Incredible footage has been captured of Iceland's largest volcanic system Bardarbunga erupting beneath the spectacular display of the aurora borealis.

Bardarbunga erupted over the weekend after weeks of increased seismic activity. The video, uploaded to YouTube by photographer Martin Rietze, begins with a timelapse view of the northern lights, before moving closer to get shots of lava spewing from the volcano.

The second part shows a close-up view of molten magma fountains filmed from a helicopter around 1km from the crater.

It is located underneath Vatnajokull, Iceland's most extensive glacier, and the whole volcanic system stretches across 120 miles of eastern Iceland.
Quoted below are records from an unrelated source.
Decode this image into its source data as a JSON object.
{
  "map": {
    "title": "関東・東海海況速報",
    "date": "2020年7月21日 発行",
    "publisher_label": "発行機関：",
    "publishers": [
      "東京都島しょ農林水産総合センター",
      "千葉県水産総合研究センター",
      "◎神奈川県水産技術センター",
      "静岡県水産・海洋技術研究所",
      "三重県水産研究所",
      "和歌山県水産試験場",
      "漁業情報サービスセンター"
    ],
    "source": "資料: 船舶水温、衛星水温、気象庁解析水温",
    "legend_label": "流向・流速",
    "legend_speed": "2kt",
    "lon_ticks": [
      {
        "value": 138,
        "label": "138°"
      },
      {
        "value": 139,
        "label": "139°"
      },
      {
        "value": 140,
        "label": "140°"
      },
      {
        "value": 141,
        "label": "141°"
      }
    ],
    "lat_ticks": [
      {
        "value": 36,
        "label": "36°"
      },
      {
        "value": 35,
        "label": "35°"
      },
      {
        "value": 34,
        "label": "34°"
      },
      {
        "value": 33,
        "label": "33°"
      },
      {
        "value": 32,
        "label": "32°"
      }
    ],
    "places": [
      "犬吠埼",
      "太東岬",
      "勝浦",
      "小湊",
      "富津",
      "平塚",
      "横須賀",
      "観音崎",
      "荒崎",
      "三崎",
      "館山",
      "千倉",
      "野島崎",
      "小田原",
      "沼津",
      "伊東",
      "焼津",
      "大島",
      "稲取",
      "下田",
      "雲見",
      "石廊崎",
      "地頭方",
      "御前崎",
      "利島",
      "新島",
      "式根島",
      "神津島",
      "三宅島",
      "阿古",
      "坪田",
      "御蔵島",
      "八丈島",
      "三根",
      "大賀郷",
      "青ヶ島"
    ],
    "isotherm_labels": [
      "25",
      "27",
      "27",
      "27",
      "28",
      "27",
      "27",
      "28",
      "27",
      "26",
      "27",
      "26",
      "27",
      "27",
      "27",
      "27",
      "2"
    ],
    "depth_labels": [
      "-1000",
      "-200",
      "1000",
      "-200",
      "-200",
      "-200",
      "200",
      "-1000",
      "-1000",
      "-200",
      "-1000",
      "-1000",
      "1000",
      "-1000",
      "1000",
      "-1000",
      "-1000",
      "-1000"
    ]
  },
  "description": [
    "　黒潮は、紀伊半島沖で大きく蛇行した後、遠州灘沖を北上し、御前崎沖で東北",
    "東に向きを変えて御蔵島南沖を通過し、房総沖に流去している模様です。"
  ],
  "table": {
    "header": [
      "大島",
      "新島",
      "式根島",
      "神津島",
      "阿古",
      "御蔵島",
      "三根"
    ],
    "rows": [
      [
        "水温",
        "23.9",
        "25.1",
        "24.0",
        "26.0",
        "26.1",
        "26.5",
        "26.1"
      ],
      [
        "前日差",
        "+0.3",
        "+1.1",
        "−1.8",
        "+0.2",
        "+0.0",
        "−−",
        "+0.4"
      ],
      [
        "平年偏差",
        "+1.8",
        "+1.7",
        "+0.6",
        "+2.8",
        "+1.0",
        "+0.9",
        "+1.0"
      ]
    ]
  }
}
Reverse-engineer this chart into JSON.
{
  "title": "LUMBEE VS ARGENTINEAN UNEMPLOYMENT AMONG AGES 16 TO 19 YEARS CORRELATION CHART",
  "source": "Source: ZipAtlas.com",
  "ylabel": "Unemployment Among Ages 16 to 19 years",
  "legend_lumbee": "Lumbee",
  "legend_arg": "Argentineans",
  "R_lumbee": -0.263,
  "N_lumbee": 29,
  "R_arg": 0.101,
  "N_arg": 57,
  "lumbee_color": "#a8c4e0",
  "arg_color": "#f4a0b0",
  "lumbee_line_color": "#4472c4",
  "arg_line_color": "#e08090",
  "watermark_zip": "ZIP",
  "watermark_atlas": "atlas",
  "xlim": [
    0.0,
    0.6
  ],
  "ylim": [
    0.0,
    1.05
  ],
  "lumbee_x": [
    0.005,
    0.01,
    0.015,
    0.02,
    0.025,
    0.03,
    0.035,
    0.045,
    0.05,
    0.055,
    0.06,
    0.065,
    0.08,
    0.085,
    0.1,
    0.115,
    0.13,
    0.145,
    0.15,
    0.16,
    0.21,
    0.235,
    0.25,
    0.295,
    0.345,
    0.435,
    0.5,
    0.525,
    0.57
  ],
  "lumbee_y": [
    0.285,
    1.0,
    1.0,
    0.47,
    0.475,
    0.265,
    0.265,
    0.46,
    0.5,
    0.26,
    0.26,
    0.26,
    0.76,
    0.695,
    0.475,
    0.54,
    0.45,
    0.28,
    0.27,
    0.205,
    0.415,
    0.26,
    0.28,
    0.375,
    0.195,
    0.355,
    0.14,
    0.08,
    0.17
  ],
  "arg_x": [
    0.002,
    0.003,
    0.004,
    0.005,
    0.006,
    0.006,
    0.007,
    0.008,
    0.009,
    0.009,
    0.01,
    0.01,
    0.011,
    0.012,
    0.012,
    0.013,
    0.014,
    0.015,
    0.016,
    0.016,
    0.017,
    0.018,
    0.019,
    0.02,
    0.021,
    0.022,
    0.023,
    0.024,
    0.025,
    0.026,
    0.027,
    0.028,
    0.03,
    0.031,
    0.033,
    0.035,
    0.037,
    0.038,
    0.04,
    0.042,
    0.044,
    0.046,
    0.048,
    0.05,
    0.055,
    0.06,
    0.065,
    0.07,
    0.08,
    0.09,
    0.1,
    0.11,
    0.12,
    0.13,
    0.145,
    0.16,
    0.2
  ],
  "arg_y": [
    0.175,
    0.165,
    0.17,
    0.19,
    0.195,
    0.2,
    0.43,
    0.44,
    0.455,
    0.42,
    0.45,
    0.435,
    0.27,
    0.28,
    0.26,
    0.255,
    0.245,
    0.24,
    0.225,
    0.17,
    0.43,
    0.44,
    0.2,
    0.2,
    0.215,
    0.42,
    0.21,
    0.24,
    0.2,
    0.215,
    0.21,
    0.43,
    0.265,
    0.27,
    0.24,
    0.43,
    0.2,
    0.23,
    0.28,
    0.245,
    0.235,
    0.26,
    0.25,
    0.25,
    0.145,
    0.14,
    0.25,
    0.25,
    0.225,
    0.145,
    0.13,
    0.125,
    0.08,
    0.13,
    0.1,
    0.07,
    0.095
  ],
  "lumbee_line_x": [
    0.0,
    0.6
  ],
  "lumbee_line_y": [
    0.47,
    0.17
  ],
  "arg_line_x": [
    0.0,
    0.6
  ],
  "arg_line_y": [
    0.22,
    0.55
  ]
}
Over the past few weeks, the area has been hit by thousands of earthquakes and eruptions. A 4.8-magnitude earthquake occurred at around 8pm local time on Tuesday 16 September, followed by around 40 smaller tremors throughout the night.

Aurora borealis over the Bardarbunga volcano in Iceland YouTube/MRietze

Lava is flowing from the Holohraun lava field, north of the glacier, which is estimated to be around six to eight metres thick and flowing at a rate of around 1,000 cubic metres per second.

Scientists are continually monitoring the volcano but are hindered by the toxic natural gases being emitted.

The wind has carried sulphur dioxide acrosss the country and has been reported as far as Norway and Finland, prompting Iceland's health authorities to advise children and those with respiratory problems to stay indoors.

The aviation warning alert has remained at orange, the second-highest level, after the Icelandic Meteorological Office downgraded it from red after no ash was produced from the eruption.

Authorities said the activity remained continuous.